Dumb (?) question but how is Google's approach here different than Mixture of Experts? Where instead of training different experts to have different model weights you just count on temperature to provide diversity of thought. How much benefit is there in getting the diversity of thought in different runs of the same model versus running a consortium of different model weights and architectures? Is there a paper contrasting results given fixed computation between spending that compute on multiple runs of the same model vs different models?
MOE is just a way to add more parameters/capacity to a model without making it less efficient to run, since it's done in a way that not all parameters are used for each token passing through the model. The name MOE is a bit misleading since the "experts" are just alternate paths though part of the model, not having any distinct expertise in the way the name might suggest.
Just running the model multiple times on the same input and selecting the best response (according to some judgement) seems a bit of a haphazard way of getting much diversity of response, if that is really all it is doing.
There are multiple alternate approaches to sampling different responses from the model that come to mind, such as:
1) "Tree of thoughts" - generate a partial response (e.g. one token, or one reasoning step), then generate branching continuations of each of those, etc, etc.
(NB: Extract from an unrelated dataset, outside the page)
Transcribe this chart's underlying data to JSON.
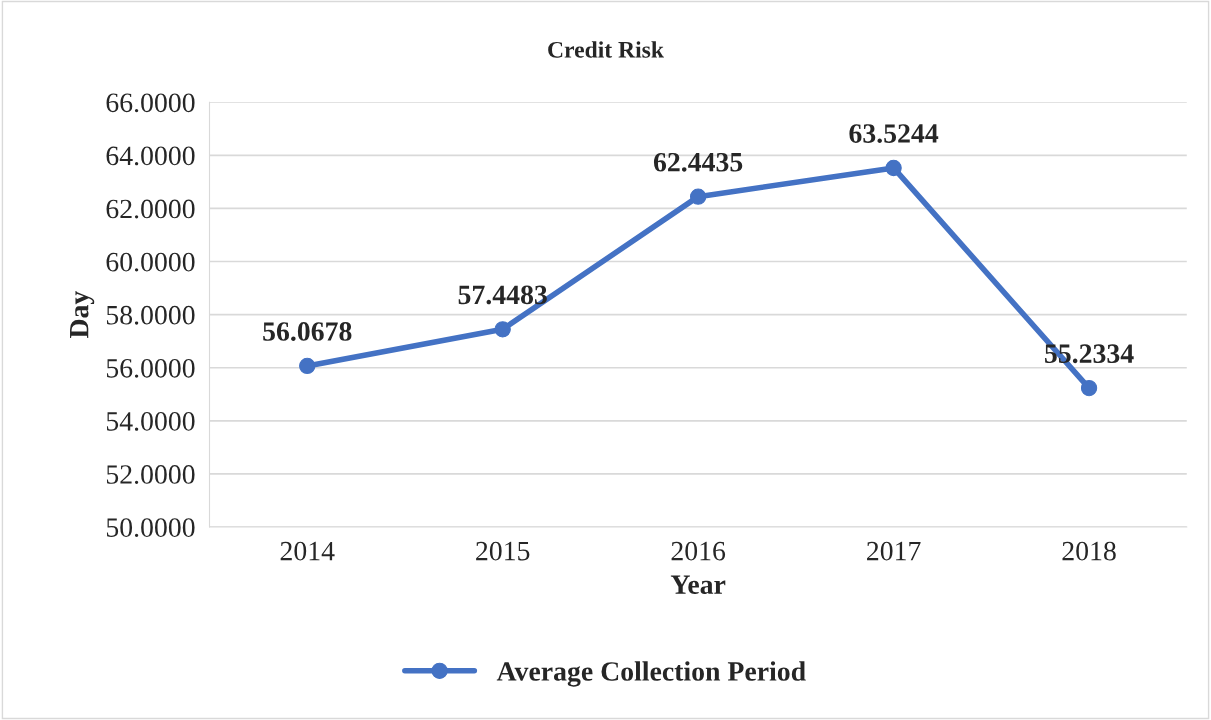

Compute would go up exponentially according to number of chained steps, unless heavy pruning is done similar to how it is done for MCTS.
2) Separate response planning/brainstorming from response generation by first using a "tree of thoughts" like process just to generate some shallow (e.g. depth < 3) alternate approaches, then use each of those approaches as additional context to generate one or more actual responses (to then evaluate and choose from). Hopefully this would result in some high level variety of response without the cost of of just generating a bunch of responses and hoping that they are usefully diverse.
Mixture of Experts isn't using multiple models with different specialties, it's more like a sparsity technique, where you massively increase the number of parameters and use only a subset of the weights in each forward pass.